JAKARTA, GRESNEWS.COM - Penetapan Charles Jones Mesang yang merupakan legislator dari Fraksi Partai Golkar sebagai tersangka tidak menghentikan Komisi Pemberantasan Korupsi (KPK) menelusuri dugaan kasus korupsi dana optimalisasi Ditjen P2KTrans pada Kemenakertrans tahun 2014. Charles menjadi tersangka setelah diduga menerima hadiah atau janji terkait pembahasan anggaran untuk dana optimalisasi Ditjen P2KTrans.

KPK terus mencari keterlibatan pihak lain termasuk para legislator, serta pejabat Kemenakertrans dalam kasus tersebut.
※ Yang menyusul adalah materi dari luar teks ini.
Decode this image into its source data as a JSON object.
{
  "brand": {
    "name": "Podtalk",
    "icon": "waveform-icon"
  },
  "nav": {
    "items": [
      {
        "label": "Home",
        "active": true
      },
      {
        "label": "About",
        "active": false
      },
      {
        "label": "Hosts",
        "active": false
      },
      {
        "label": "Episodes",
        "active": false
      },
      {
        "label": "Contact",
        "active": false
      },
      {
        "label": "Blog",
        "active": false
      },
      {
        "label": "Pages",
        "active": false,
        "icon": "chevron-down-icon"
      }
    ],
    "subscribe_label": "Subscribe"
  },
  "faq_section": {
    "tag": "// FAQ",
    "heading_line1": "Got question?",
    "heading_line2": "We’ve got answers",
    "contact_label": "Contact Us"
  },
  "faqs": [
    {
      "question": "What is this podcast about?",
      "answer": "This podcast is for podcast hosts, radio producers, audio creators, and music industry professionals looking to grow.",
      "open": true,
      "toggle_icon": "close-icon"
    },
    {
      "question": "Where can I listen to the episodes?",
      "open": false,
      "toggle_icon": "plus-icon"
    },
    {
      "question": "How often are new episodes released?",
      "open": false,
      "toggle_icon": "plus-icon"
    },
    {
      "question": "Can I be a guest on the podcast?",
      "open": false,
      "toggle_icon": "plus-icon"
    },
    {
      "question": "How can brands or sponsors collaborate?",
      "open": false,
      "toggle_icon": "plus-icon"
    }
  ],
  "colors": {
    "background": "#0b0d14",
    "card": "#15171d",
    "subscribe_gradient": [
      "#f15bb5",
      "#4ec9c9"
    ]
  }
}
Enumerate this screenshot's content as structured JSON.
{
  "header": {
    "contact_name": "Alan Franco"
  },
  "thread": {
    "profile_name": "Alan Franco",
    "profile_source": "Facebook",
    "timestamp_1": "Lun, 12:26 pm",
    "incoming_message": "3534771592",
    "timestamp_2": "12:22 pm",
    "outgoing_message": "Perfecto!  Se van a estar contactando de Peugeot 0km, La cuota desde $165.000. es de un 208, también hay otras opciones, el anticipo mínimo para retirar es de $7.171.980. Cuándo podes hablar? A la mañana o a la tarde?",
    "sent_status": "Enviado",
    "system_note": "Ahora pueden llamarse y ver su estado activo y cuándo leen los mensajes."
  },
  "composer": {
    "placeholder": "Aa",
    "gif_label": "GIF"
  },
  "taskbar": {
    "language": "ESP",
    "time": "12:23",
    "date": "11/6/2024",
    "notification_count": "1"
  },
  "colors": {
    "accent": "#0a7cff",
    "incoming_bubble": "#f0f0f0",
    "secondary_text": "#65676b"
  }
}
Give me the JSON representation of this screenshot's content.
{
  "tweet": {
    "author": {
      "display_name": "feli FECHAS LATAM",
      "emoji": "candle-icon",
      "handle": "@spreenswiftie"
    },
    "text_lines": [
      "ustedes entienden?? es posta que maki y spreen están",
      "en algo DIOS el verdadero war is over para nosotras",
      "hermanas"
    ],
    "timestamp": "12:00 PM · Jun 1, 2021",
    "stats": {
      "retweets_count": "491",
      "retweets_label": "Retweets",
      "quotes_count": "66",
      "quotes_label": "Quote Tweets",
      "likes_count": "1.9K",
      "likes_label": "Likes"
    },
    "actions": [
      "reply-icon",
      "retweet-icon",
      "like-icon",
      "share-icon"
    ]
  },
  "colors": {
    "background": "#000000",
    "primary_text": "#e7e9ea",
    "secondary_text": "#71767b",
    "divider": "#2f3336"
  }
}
Terlebih, dalam aturan hukum yang dikenakan kepada Charles, disisipkan Pasal 55 Ayat (1) KUHPidana yang berarti adanya perbuatan turut serta pihak-pihak lain.

Apalagi, informasi yang beredar sejumlah anggota dewan meminta fee sekitar 5-6,5 persen untuk mengawal pembahasan dana optimalisasi ini. Juru Bicara KPK Febri Diansyah mengaku KPK memang terus mengumpulkan informasi mengenai hal tersebut.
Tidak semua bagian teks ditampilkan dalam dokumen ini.